What prevents analysts from acquiring wisdom from data sources? To use data, to better understand the world and act upon it, we need to understand both the computational and the human-centric aspects of data-intensive work. In this Dagstuhl Seminar, we sought to establish the foundations for the next generation of data management and visualization systems by bringing together these two largely independent communities. While exploratory data analysis (EDA) has been a pillar of data science for decades, maintaining interactivity during EDA has become difficult, as the data size and complexity continue to grow. Modern statistical systems often assume that all data need to fit into memory in order to support interactivity. However, when faced with a large amount of data, few techniques can support EDA fluidly. During this process, interactivity is critical: if each operation takes hours or even minutes to finish, analysts lose track of their thought process. Bad analyses cause bad interpretations, bad actions and bad policies.

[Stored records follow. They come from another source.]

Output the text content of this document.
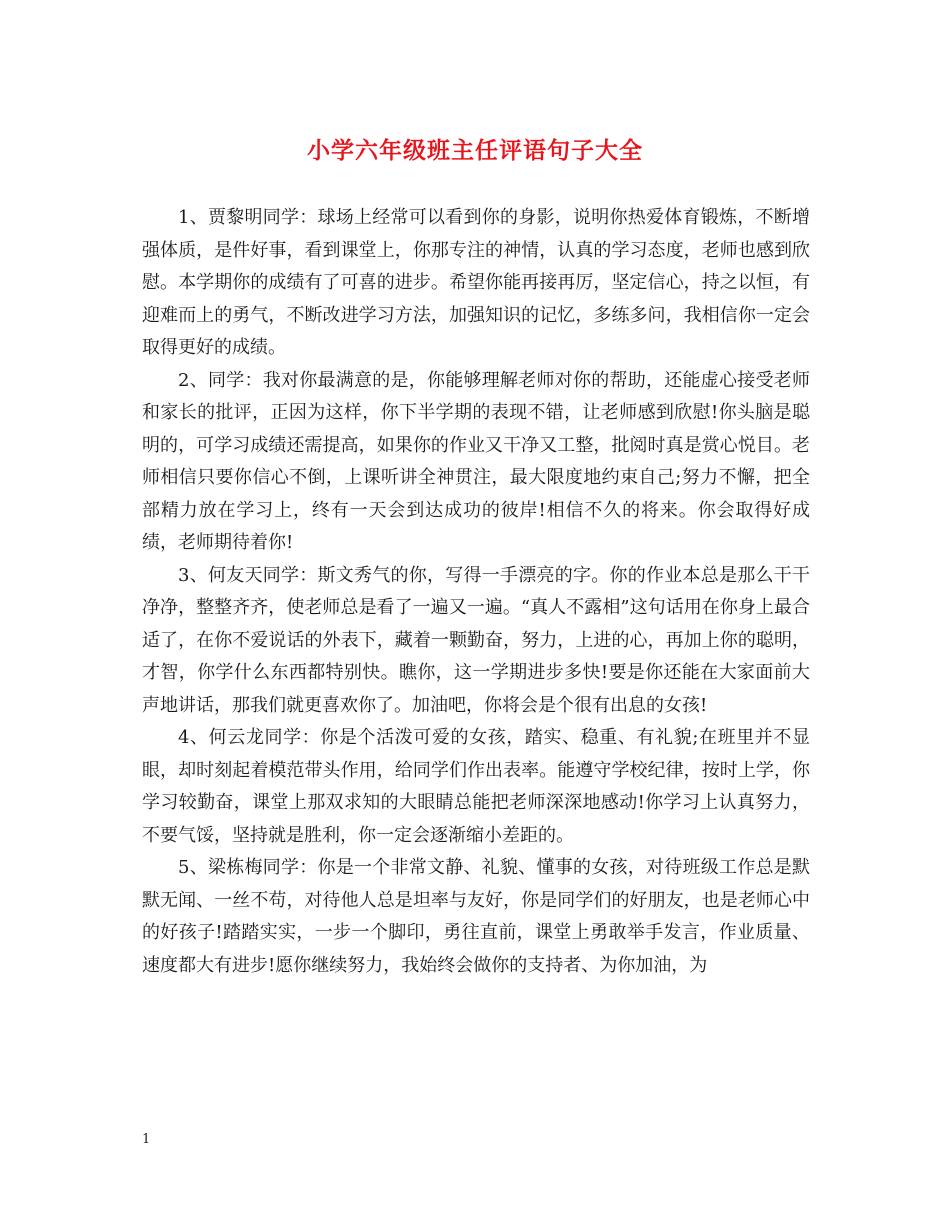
小学六年级班主任评语句子大全

1、贾黎明同学：球场上经常可以看到你的身影，说明你热爱体育锻炼，不断增强体质，是件好事，看到课堂上，你那专注的神情，认真的学习态度，老师也感到欣慰。本学期你的成绩有了可喜的进步。希望你能再接再厉，坚定信心，持之以恒，有迎难而上的勇气，不断改进学习方法，加强知识的记忆，多练多问，我相信你一定会取得更好的成绩。

2、同学：我对你最满意的是，你能够理解老师对你的帮助，还能虚心接受老师和家长的批评，正因为这样，你下半学期的表现不错，让老师感到欣慰!你头脑是聪明的，可学习成绩还需提高，如果你的作业又干净又工整，批阅时真是赏心悦目。老师相信只要你信心不倒，上课听讲全神贯注，最大限度地约束自己;努力不懈，把全部精力放在学习上，终有一天会到达成功的彼岸!相信不久的将来。你会取得好成绩，老师期待着你!

3、何友天同学：斯文秀气的你，写得一手漂亮的字。你的作业本总是那么干干净净，整整齐齐，使老师总是看了一遍又一遍。“真人不露相”这句话用在你身上最合适了，在你不爱说话的外表下，藏着一颗勤奋，努力，上进的心，再加上你的聪明，才智，你学什么东西都特别快。瞧你，这一学期进步多快!要是你还能在大家面前大声地讲话，那我们就更喜欢你了。加油吧，你将会是个很有出息的女孩!

4、何云龙同学：你是个活泼可爱的女孩，踏实、稳重、有礼貌;在班里并不显眼，却时刻起着模范带头作用，给同学们作出表率。能遵守学校纪律，按时上学，你学习较勤奋，课堂上那双求知的大眼睛总能把老师深深地感动!你学习上认真努力，不要气馁，坚持就是胜利，你一定会逐渐缩小差距的。

5、梁栋梅同学：你是一个非常文静、礼貌、懂事的女孩，对待班级工作总是默默无闻、一丝不苟，对待他人总是坦率与友好，你是同学们的好朋友，也是老师心中的好孩子!踏踏实实，一步一个脚印，勇往直前，课堂上勇敢举手发言，作业质量、速度都大有进步!愿你继续努力，我始终会做你的支持者、为你加油，为

1
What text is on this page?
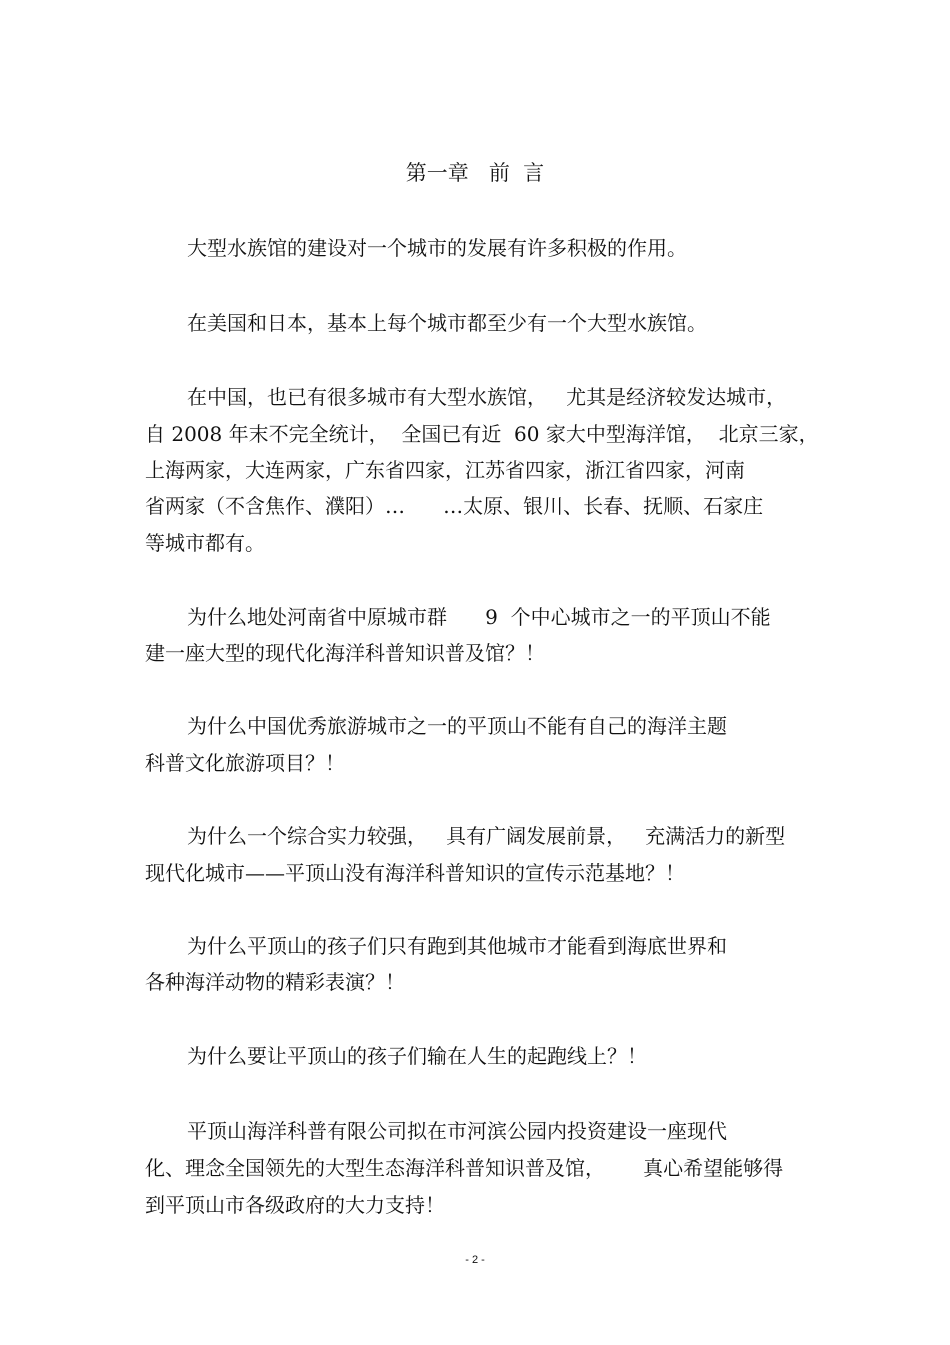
第一章   前  言
大型水族馆的建设对一个城市的发展有许多积极的作用。
在美国和日本，基本上每个城市都至少有一个大型水族馆。
在中国，也已有很多城市有大型水族馆，   尤其是经济较发达城市，
自 2008 年末不完全统计，  全国已有近  60 家大中型海洋馆，  北京三家，
上海两家，大连两家，广东省四家，江苏省四家，浙江省四家，河南
省两家（不含焦作、濮阳）…      …太原、银川、长春、抚顺、石家庄
等城市都有。
为什么地处河南省中原城市群      9  个中心城市之一的平顶山不能
建一座大型的现代化海洋科普知识普及馆？！
为什么中国优秀旅游城市之一的平顶山不能有自己的海洋主题
科普文化旅游项目？！
为什么一个综合实力较强，   具有广阔发展前景，   充满活力的新型
现代化城市——平顶山没有海洋科普知识的宣传示范基地？！
为什么平顶山的孩子们只有跑到其他城市才能看到海底世界和
各种海洋动物的精彩表演？！
为什么要让平顶山的孩子们输在人生的起跑线上？！
平顶山海洋科普有限公司拟在市河滨公园内投资建设一座现代
化、理念全国领先的大型生态海洋科普知识普及馆，      真心希望能够得
到平顶山市各级政府的大力支持！
- 2 -
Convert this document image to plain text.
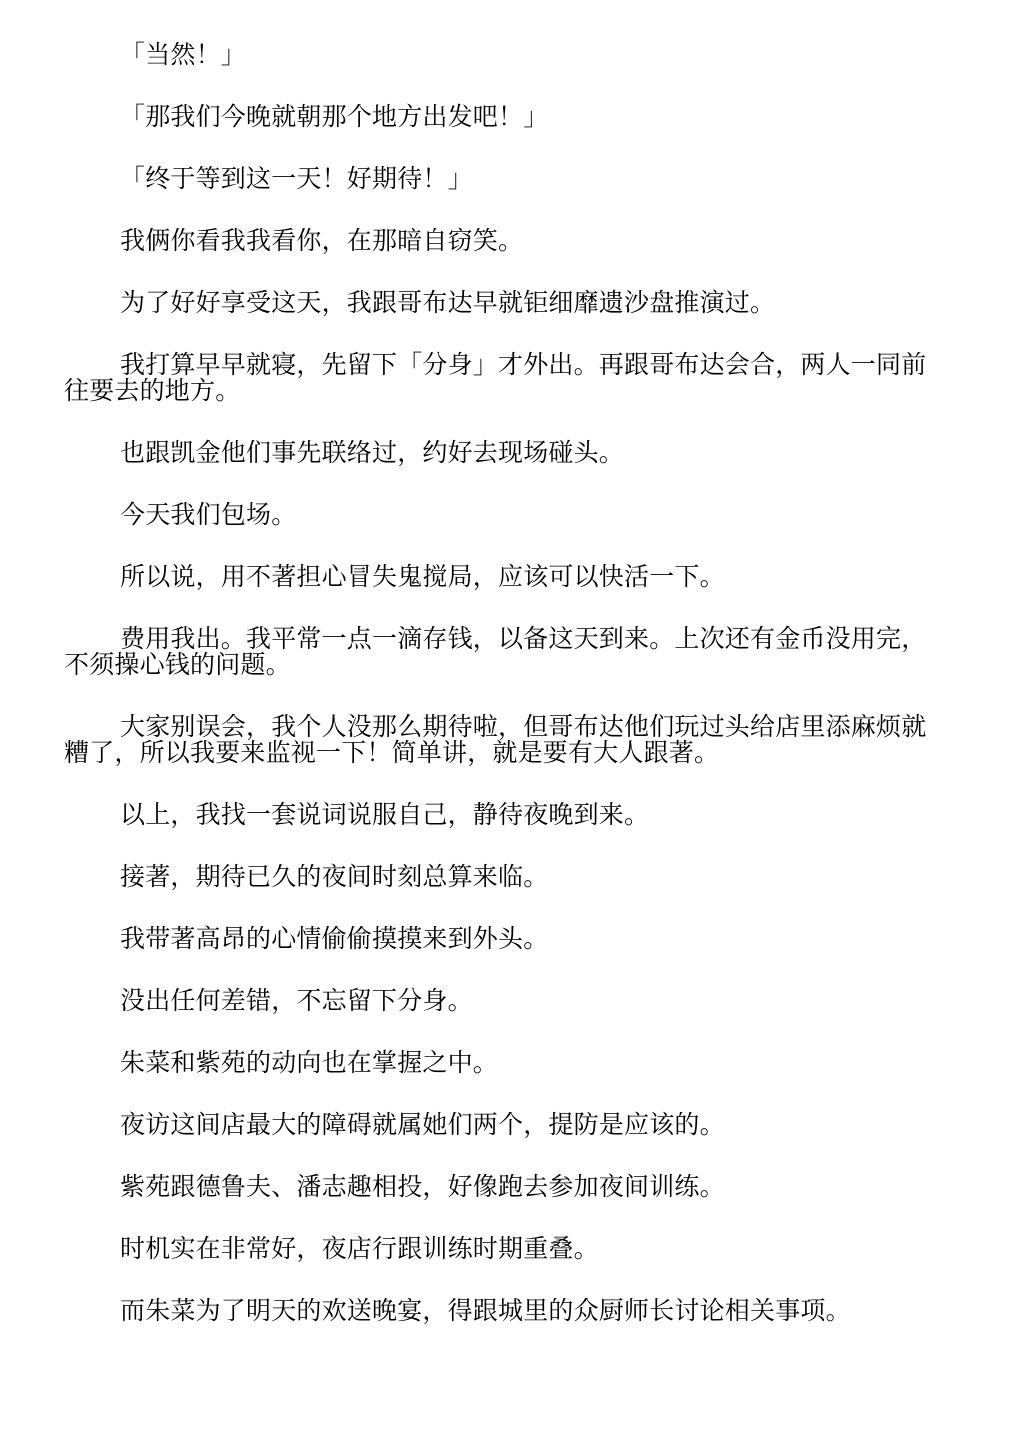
「当然！」

「那我们今晚就朝那个地方出发吧！」

「终于等到这一天！好期待！」

我俩你看我我看你，在那暗自窃笑。

为了好好享受这天，我跟哥布达早就钜细靡遗沙盘推演过。

我打算早早就寝，先留下「分身」才外出。再跟哥布达会合，两人一同前往要去的地方。

也跟凯金他们事先联络过，约好去现场碰头。

今天我们包场。

所以说，用不著担心冒失鬼搅局，应该可以快活一下。

费用我出。我平常一点一滴存钱，以备这天到来。上次还有金币没用完，不须操心钱的问题。

大家别误会，我个人没那么期待啦，但哥布达他们玩过头给店里添麻烦就糟了，所以我要来监视一下！简单讲，就是要有大人跟著。

以上，我找一套说词说服自己，静待夜晚到来。

接著，期待已久的夜间时刻总算来临。

我带著高昂的心情偷偷摸摸来到外头。

没出任何差错，不忘留下分身。

朱菜和紫苑的动向也在掌握之中。

夜访这间店最大的障碍就属她们两个，提防是应该的。

紫苑跟德鲁夫、潘志趣相投，好像跑去参加夜间训练。

时机实在非常好，夜店行跟训练时期重叠。

而朱菜为了明天的欢送晚宴，得跟城里的众厨师长讨论相关事项。
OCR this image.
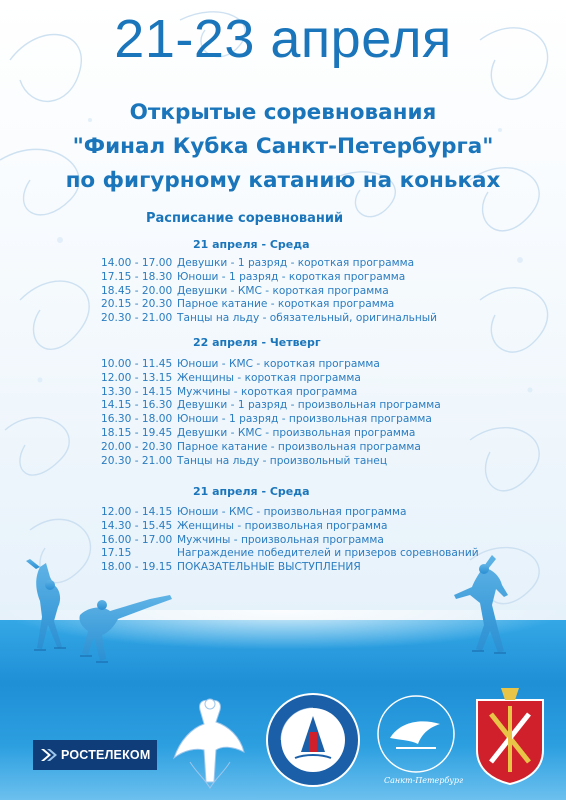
21-23 апреля
Открытые соревнования
"Финал Кубка Санкт-Петербурга"
по фигурному катанию на коньках
Расписание соревнований
21 апреля - Среда
14.00 - 17.00 Девушки - 1 разряд - короткая программа
17.15 - 18.30 Юноши - 1 разряд - короткая программа
18.45 - 20.00 Девушки - КМС - короткая программа
20.15 - 20.30 Парное катание - короткая программа
20.30 - 21.00 Танцы на льду - обязательный, оригинальный
22 апреля - Четверг
10.00 - 11.45 Юноши - КМС - короткая программа
12.00 - 13.15 Женщины - короткая программа
13.30 - 14.15 Мужчины - короткая программа
14.15 - 16.30 Девушки - 1 разряд - произвольная программа
16.30 - 18.00 Юноши - 1 разряд - произвольная программа
18.15 - 19.45 Девушки - КМС - произвольная программа
20.00 - 20.30 Парное катание - произвольная программа
20.30 - 21.00 Танцы на льду - произвольный танец
21 апреля - Среда
12.00 - 14.15 Юноши - КМС - произвольная программа
14.30 - 15.45 Женщины - произвольная программа
16.00 - 17.00 Мужчины - произвольная программа
17.15	Награждение победителей и призеров соревнований
18.00 - 19.15 ПОКАЗАТЕЛЬНЫЕ ВЫСТУПЛЕНИЯ
РОСТЕЛЕКОМ
Санкт-Петербург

As data scale and complexity increases, the novel solutions that will ultimately enable interactive, large-scale EDA will have to come from truly interdisciplinary and international work. Today, database systems can store and query massive amounts of data, including methods for distributed, streaming and approximate computation. Data mining techniques provide ways to discover unexpected patterns and to automate and scale well-defined analysis procedures. Recent systems research has looked at how to develop novel database systems architectures to support the iterative, optimization-oriented workloads of data-intensive algorithms. Of course, both the inputs and outputs of these systems are ultimately driven by people, in support of analysis tasks. The life-cycle of data involves an iterative, interactive process of determining which questions to ask, the data to analyze, appropriate features and models, and interpreting results. In order to achieve better analysis outcomes, data processing systems require improved interfaces that account for the strengths and limitations of human perception and cognition. Meanwhile, to keep up with the rising tide of data, interactive visualization tools need to integrate more techniques from databases and machine learning.

This Dagstuhl seminar brought together researchers from the two communities (visualization and databases) to establish a research agenda towards the development of next generation data management and interactive visualization systems. In a short amount of time, the two communities learned from each other, identified the strengths and weaknesses of the latest techniques from both fields, and together developed a "state of the art" report on the open challenges that require the collaboration of the two communities. This report documents the outcome of this collaborative effort by all the participants.